By Alistair MacDonald
Canadian gold companies Yamana Gold Inc. and Agnico-Eagle Mines
Ltd. Wednesday agreed to buy Osisko Mining Corp. for 3.9 billion
Canadian dollars ($3.6 billion), the latest twist in a takeover
saga that should produce one of the largest deals so far this year
in a sector that has seen a steep decline in acquisitions.
This third bid for the Quebec-based company underscores how
mining companies are paying a premium for assets in politically
safe jurisdictions. But despite this deal, and Glencore Xstrata
PLC's $5.8 billion sale of a mine in Peru over the weekend, bankers
say mining companies remain cautious on takeovers after being
punished for past deals.
Wednesday's joint offer will see Osisko shareholders get about
C$1 billion in cash, C$2.3 billion in Yamana and Agnico-Eagle
shares, and a stake in a spinoff company, New Osisko, that the
bidders value at about C$575 million, the companies said.
The offer represented an 11% premium to a rival, hostile bid for
Osisko from mining giant Goldcorp Inc., based on share prices at
Tuesday's close, they said. Following the completion of the
transaction, Osisko shareholders would own about 14% of Yamana and
about 17% of Agnico-Eagle, both of whose shares fell steeply in
morning trade.
The deal would give Yamana and Agnico-Eagle control of Osisko's
flagship Canadian Malartic gold mine in northern Quebec. The mine
has been coveted by Goldcorp and other mining companies not least
for its sheer size and the high grade of its gold deposits, but
because it is located in a developed country. Many mining companies
have struggled in emerging countries where tax rates have been
increased and environmental demands stepped up.
"These assets do not come along that often," Agnico-Eagle Chief
Executive Sean Boyd said on a conference call. "Our political risks
is among the lowest in the country, we feel that is important."
Mr. Boyd and Yamana Chief Executive Peter Marrone said they were
also eager to get their hands on Osisko's exploration properties in
the Kirkland Lake mining camp in Ontario. A Mexico-based project
will be spun out into so-called New Osisko, a unit that will also
hold a small portfolio of other assets and liabilities.
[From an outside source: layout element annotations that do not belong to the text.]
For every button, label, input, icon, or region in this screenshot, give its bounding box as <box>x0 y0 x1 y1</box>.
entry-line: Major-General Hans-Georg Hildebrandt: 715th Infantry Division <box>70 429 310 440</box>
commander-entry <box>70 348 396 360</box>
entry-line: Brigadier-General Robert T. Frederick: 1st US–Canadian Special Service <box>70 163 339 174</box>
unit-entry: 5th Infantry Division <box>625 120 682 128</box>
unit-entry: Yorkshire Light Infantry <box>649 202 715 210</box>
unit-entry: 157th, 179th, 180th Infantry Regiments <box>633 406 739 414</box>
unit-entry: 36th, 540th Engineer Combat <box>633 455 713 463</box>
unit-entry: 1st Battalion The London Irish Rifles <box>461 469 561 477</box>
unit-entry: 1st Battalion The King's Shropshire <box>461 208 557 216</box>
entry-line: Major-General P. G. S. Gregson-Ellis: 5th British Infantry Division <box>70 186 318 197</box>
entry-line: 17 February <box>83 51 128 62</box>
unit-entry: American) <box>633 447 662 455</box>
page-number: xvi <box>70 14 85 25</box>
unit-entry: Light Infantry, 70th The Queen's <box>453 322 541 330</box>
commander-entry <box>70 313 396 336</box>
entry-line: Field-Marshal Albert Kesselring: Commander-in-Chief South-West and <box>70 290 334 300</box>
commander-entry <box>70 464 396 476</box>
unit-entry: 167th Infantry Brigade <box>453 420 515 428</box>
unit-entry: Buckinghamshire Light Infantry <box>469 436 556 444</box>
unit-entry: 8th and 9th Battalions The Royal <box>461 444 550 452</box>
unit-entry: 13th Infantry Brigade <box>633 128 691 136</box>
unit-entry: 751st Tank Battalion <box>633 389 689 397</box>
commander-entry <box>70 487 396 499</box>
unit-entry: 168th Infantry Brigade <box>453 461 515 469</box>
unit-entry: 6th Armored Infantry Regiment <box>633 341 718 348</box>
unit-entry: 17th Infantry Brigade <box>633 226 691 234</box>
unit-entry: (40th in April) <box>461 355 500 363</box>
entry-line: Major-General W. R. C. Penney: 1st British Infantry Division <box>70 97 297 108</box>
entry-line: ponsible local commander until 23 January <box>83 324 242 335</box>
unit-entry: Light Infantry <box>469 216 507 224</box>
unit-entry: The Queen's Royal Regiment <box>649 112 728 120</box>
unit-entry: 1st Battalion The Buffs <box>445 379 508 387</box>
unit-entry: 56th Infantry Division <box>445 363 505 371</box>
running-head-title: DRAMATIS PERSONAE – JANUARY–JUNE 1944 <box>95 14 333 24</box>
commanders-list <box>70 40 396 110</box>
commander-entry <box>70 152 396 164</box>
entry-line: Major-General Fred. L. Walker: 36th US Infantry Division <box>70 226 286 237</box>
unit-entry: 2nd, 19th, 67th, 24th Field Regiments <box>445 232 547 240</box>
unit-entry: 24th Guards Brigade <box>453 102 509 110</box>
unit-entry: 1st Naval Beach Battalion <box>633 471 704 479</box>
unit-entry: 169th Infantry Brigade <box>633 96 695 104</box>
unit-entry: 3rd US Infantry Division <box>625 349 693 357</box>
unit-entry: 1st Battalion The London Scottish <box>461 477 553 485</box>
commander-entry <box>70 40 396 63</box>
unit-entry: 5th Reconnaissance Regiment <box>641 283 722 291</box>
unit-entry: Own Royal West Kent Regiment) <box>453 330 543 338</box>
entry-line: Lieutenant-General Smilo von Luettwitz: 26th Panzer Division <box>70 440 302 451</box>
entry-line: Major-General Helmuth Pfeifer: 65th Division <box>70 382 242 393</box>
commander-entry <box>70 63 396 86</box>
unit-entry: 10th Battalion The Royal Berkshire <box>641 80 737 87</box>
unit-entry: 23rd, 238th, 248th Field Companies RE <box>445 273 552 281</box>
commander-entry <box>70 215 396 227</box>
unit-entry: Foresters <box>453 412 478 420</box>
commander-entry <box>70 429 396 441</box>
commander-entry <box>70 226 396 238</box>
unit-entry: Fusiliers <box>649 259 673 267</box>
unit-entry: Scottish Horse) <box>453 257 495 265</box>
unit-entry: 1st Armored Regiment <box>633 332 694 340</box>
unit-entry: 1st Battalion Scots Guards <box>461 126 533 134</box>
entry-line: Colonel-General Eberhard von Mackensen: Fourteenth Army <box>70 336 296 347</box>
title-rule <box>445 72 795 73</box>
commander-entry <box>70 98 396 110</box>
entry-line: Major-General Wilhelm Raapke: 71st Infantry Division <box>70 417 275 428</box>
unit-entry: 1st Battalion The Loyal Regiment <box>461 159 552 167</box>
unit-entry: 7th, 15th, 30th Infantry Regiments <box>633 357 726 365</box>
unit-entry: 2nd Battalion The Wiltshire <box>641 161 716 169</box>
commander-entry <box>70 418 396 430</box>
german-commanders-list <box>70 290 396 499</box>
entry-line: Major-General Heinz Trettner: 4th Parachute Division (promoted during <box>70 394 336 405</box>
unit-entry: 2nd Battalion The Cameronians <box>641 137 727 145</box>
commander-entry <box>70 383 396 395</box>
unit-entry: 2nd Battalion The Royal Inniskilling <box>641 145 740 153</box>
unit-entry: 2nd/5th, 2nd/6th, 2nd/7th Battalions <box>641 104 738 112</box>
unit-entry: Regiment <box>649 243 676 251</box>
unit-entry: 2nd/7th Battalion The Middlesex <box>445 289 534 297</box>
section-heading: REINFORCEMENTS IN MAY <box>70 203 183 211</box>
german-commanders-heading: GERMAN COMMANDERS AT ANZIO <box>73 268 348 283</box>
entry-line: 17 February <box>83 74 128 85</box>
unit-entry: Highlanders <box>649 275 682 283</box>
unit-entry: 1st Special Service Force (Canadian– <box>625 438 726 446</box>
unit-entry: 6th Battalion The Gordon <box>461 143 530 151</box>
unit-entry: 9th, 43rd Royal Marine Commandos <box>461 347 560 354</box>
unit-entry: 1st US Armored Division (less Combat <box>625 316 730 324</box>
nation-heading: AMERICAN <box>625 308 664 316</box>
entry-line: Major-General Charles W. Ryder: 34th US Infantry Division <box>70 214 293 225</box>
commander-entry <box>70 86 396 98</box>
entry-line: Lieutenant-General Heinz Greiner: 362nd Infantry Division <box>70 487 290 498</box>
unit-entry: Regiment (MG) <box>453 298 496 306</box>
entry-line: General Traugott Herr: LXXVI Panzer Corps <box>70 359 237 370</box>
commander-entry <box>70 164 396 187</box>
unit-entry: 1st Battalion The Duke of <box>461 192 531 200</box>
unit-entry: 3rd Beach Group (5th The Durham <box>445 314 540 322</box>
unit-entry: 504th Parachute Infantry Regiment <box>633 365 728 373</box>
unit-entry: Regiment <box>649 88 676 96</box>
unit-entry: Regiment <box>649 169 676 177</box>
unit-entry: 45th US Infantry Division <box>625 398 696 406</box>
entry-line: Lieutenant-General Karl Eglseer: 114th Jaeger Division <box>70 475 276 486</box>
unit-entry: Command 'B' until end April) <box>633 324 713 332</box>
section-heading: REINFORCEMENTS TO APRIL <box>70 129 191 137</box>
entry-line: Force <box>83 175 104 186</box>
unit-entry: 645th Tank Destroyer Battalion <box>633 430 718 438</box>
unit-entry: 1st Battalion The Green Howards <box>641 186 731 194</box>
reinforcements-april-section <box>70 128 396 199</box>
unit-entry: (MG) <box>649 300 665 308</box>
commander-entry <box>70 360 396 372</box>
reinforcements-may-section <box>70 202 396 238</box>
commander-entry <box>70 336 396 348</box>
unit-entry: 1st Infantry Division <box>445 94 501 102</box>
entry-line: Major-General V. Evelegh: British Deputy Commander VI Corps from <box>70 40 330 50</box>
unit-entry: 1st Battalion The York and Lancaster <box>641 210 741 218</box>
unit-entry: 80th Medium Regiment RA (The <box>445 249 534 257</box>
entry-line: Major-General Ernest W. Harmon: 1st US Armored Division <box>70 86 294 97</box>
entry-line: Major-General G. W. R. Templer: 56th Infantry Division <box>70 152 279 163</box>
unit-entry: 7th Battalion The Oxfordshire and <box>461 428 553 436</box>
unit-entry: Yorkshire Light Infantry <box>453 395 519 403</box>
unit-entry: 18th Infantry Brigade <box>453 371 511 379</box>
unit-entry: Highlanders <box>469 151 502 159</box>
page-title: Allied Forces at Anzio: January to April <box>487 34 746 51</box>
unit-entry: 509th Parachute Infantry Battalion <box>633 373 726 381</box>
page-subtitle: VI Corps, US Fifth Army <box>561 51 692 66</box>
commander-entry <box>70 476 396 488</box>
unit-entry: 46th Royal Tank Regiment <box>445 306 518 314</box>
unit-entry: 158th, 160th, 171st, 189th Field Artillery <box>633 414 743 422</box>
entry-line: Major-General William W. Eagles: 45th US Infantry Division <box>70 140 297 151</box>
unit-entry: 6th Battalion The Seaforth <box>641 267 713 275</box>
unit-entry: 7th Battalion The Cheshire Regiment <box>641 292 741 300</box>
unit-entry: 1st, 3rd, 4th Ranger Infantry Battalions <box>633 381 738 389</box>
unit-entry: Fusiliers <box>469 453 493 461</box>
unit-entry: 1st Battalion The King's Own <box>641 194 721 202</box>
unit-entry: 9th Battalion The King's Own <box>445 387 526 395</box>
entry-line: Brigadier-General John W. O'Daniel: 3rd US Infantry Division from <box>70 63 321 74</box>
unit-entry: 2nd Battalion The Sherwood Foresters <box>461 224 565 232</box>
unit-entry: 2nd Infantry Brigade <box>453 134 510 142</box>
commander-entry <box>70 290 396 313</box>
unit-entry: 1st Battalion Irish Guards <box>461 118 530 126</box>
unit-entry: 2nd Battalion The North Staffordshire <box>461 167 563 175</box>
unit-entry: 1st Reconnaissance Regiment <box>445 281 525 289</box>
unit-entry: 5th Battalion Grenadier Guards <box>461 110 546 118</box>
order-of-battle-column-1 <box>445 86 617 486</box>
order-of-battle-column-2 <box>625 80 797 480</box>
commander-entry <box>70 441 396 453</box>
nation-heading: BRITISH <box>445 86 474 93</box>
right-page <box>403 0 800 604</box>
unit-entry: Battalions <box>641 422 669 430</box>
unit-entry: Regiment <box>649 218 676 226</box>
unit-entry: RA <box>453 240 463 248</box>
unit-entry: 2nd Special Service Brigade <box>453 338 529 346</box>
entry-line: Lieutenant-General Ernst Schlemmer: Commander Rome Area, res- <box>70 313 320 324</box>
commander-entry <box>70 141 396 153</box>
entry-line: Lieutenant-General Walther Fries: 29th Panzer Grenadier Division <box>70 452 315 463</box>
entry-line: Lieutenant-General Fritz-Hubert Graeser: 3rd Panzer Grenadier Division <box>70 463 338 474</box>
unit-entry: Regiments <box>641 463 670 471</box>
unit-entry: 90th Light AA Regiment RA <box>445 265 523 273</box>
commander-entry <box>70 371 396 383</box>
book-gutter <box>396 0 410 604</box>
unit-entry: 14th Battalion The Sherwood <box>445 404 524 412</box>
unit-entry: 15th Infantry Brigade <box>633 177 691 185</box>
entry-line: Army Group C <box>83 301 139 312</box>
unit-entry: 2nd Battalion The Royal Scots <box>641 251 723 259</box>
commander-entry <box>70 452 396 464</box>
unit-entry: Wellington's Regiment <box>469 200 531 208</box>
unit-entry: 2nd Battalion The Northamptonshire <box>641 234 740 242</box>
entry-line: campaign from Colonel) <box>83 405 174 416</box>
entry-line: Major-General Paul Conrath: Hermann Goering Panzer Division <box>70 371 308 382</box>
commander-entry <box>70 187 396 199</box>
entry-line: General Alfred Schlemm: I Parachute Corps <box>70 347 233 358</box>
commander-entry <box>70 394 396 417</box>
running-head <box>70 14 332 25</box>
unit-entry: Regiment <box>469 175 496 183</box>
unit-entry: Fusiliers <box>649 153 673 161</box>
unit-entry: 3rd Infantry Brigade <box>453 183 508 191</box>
The deal addresses analysts' criticisms that a previous offer by
Yamana could prove too complicated for investors. On April 2,
Yamana had agreed to take a 50% stake in the mining assets of
Osisko, which said it would also sell the rights to a stream of
gold from Canadian Malartic as one part of a wider C$550 million
financing from two big Canadian pension funds.
"The complexity of this new offer is far less than that of the
previously announced Yamana partnership, and we believe this new
bid will be well regarded by shareholders," Michael Parkin, an
analyst at Desjardins Securities, said in a research note.
Analysts had believed nobody would bid against Goldcorp, which
has chased Malartic for five years, when it made its first offer in
what has become at times an acrimonious process.
"When the bid came in from the 800 pound gorilla in January we
figured this was a banana that was going to be lost for sure," Don
MacLean, an analyst at Paradigm Capital, said on a conference
call.
A spokeswoman for Goldcorp, whose cash and stock offer is
currently valued at about C$3.6 billion, wasn't immediately
available to comment. Wednesday's deal contains a C$195 million
breakup fee, large by industry standards.
The $60 billion in mining deals completed last year was the
lowest tally since 2005 and less than half the value of deals
completed the year before, according to Dealogic.
Ben Dummett contributed to this article.